U.S. Rep. Kurt Schrader makes a point while speaking with the Keizertimes editorial board on Nov. 8. (KEIZERTIMES/Lyndon A. Zaitz)

By CRAIG MURPHY
Of the Keizertimes

U.S. Rep. Kurt Schrader (D-Canby) has been both discouraged and encouraged by recent developments out of Washington, D.C.

Schrader sat down with the Keizertimes editorial board last week and shared his views on a number of topics, such as whether or not he expects to see another federal government shutdown.

“I guess I’m a little conflicted,” he said. “Some members haven’t learned a thing. Take (Republican Ted) Cruz. They are proud of what they did and they want to do it again. There will be a lot of similar things happening in January and February. On the other hand, the Speaker of the House will give radicals enough rope to hang themselves, but not the country. That message came through very loud and clear. That’s good news for the country.”

Schrader noted people of all political persuasions are coming together in regards to the debt ceiling.

“Some of the very liberals and the very conservatives want to work on this,” he said. “We have a small work group. It’s of critical mass to get it done. Stay tuned.”

Schrader in the past has noted he and fellow Oregon Rep. Peter DeFazio hold two of the approximately 35 seats (out of 435) seats in Congress not considered safe.

“I would not be able to be elected if I was on a safe seat because I’m not a safe guy, like a bulk of Americans and Oregonians,” Schrader said. “I’m fiscally responsible, or I’d like to think. But it’s good we have some of the extreme representations. It makes me a better problem solver.”

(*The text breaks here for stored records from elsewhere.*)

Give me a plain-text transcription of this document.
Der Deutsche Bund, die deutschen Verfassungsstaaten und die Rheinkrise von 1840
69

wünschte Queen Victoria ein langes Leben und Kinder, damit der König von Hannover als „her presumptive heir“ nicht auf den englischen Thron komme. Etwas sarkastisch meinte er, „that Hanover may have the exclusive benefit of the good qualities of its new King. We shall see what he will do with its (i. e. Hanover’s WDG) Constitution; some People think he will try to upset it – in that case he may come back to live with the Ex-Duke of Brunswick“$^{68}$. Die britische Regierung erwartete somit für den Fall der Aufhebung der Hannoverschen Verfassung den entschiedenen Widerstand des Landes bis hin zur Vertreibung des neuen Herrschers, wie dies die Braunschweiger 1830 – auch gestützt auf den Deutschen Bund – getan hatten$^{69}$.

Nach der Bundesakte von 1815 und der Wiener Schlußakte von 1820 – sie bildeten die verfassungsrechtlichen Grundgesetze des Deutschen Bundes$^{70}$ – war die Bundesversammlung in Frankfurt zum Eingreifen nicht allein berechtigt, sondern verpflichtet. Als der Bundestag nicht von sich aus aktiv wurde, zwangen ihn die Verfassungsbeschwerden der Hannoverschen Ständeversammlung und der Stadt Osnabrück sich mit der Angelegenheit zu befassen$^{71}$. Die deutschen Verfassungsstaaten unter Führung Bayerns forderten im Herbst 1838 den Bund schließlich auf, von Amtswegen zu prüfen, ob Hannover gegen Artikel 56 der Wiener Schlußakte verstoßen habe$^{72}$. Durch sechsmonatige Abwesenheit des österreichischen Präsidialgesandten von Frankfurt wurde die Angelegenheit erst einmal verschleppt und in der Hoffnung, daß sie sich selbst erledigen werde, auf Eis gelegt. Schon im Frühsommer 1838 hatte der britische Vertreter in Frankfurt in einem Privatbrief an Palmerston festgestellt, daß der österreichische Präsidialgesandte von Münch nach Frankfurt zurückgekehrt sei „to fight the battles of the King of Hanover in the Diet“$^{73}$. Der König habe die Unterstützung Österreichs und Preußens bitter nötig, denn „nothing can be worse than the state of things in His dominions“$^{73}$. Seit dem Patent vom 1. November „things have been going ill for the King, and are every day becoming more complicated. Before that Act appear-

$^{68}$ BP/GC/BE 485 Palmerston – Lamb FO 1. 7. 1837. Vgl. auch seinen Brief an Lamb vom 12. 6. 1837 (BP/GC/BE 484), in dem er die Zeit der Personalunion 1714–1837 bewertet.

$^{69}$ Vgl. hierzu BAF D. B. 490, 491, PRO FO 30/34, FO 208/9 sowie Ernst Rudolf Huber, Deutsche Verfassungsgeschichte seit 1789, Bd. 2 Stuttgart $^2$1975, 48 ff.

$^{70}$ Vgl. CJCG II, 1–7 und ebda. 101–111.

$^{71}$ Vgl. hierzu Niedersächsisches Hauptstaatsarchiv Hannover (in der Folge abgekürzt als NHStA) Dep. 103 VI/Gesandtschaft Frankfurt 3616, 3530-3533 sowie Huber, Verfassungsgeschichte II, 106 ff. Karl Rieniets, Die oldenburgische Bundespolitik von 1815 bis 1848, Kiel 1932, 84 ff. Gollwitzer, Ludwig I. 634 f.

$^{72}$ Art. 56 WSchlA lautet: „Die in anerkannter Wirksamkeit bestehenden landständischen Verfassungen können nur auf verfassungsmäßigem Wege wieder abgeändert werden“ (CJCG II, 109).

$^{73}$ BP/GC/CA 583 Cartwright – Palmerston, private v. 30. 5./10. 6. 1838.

In talking with more veteran members of Congress, Schrader said one change over the years has been time spent together.

“There’s a lot of deep personalization of the attacks now,” he said. “Before (arguing) was part of the job, then you’d get a beer later. Now there’s a change in folks going to D.C. Most of us jet home every week to be with family and friends. You get better representation because you keep more in touch with your constituents. But on the other hand we don’t break bread together.”